Tom Broughton, founder of Cubitts, talks spectacles, modernist design and nude sunbathing on The Modern House Podcast episode two

In our podcast, co-founder of The Modern House, Matt Gibberd, invites guests to choose their top three favourite living spaces from around the world. In the first episode, Cereal magazine founder Rosa Park discussed her parents’ home in Seoul, Jim Ede’s Kettle’s Yard and Vincent van Duysen’s home in Antwerp – listen here.

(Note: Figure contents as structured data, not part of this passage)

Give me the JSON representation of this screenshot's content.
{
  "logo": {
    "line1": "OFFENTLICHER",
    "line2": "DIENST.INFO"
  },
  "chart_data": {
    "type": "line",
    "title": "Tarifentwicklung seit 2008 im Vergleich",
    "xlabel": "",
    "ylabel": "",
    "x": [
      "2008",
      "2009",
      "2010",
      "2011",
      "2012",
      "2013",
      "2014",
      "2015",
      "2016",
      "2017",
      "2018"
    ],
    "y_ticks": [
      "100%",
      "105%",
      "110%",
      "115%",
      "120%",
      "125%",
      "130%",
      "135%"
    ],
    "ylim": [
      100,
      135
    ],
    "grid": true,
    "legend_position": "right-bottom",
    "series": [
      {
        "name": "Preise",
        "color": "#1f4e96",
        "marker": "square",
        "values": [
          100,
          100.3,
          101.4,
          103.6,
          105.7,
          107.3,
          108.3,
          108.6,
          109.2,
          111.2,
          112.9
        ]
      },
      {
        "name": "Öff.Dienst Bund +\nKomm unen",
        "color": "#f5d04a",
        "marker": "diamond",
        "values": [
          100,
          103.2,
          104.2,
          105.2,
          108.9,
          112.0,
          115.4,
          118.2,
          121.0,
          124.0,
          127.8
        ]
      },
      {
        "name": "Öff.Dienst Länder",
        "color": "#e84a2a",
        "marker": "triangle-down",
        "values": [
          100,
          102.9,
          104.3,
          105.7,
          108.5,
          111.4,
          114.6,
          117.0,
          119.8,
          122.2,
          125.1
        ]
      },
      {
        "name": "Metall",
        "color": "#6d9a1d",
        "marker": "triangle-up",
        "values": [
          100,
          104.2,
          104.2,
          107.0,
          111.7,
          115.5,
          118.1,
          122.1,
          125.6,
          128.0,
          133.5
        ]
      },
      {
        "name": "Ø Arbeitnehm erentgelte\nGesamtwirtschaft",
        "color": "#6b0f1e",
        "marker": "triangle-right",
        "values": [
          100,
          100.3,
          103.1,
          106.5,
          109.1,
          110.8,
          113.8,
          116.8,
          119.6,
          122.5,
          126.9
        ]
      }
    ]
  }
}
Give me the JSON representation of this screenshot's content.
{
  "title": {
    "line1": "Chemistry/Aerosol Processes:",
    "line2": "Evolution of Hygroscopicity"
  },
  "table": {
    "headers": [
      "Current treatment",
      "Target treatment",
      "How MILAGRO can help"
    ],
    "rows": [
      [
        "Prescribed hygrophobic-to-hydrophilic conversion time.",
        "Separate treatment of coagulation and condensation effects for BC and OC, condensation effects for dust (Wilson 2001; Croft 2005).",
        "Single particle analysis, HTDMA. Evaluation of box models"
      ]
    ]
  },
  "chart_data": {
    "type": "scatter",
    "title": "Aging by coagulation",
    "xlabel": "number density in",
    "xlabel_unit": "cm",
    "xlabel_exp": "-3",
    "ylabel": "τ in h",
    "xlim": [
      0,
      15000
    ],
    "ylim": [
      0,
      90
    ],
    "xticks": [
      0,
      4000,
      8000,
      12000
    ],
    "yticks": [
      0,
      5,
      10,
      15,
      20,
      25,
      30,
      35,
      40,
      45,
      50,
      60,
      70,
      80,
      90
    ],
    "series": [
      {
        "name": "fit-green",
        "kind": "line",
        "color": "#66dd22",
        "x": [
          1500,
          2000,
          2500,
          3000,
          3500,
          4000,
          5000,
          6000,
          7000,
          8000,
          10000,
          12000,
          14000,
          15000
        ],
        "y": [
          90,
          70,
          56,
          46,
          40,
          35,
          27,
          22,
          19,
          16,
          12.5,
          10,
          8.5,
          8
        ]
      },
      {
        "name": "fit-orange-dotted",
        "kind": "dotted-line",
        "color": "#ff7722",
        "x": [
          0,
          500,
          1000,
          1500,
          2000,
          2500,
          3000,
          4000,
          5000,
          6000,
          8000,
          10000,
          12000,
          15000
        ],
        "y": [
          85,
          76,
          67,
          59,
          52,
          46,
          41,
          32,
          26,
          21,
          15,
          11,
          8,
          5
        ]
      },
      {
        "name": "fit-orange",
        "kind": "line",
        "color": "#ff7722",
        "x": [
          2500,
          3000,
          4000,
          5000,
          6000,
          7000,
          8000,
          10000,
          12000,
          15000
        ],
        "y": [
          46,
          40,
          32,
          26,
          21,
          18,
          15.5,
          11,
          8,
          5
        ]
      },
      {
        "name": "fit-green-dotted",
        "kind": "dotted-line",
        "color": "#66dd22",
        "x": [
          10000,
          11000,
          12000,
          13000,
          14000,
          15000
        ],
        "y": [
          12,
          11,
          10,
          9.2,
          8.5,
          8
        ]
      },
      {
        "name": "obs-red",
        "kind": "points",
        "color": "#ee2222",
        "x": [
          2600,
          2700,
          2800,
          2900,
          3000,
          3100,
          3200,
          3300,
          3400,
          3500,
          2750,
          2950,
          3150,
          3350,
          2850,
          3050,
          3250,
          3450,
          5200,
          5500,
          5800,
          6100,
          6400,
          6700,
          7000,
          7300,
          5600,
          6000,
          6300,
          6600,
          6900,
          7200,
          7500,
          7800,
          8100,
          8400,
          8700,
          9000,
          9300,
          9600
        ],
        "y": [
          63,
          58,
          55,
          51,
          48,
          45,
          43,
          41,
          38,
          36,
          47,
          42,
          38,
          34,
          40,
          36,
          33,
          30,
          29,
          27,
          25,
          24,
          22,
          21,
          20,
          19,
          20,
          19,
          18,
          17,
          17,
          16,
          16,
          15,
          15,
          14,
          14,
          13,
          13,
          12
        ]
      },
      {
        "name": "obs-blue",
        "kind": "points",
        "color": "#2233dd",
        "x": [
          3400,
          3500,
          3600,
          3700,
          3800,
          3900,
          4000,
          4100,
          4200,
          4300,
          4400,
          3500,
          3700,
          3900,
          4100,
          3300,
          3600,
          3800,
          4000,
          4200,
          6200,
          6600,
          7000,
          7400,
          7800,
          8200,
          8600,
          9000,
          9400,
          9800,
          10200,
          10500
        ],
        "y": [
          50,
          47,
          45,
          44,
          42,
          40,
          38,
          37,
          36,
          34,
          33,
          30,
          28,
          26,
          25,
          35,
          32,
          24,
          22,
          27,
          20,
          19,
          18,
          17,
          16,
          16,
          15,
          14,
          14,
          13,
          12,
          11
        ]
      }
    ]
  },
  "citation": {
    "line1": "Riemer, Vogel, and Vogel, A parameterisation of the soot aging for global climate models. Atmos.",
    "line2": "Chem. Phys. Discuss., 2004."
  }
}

In this episode, Tom Broughton, founder of modern spectacle makers Cubitts, invites us for a chat at his home in the Isokon Building penthouse, which he bought via The Modern House in 2018. We’re no stranger to the penthouse, having made a film with Tom as part of our collaboration with Cubitts in 2019, in which we collaborated on a pair of one-off frames to raise money for Maggie’s cancer charity.

It’s no surprise Tom chose his penthouse as his first pick of top three homes. The wood-panelled apartment, made for its first owners Jack and Molly Pritchard, is the crowning jewel of the Grade I-listed Isokon Building, which was completed in 1934 to a radical early Modernist design by architect Well Coates. Tune in to hear Tom talk about the charming economy of the design, how he approached furnishing the museum-quality space and the appeal of living in a building that once operated as the de facto London campus of the Bauhaus for the German school’s émigré faculty staff.

Tom’s second choice is also Modernist and wood-panelled: Le Corbusier’s Cabanon in the South of France, which Tom became aware of after seeing it reconstructed at the RIBA. “It has such a strong sense of personality,” says Tom.

Lastly, his third pick goes to his first flat on Cubitts Street in King’s Cross, which inspired him so greatly he used it as the name of the spectacle company he set up in 2013.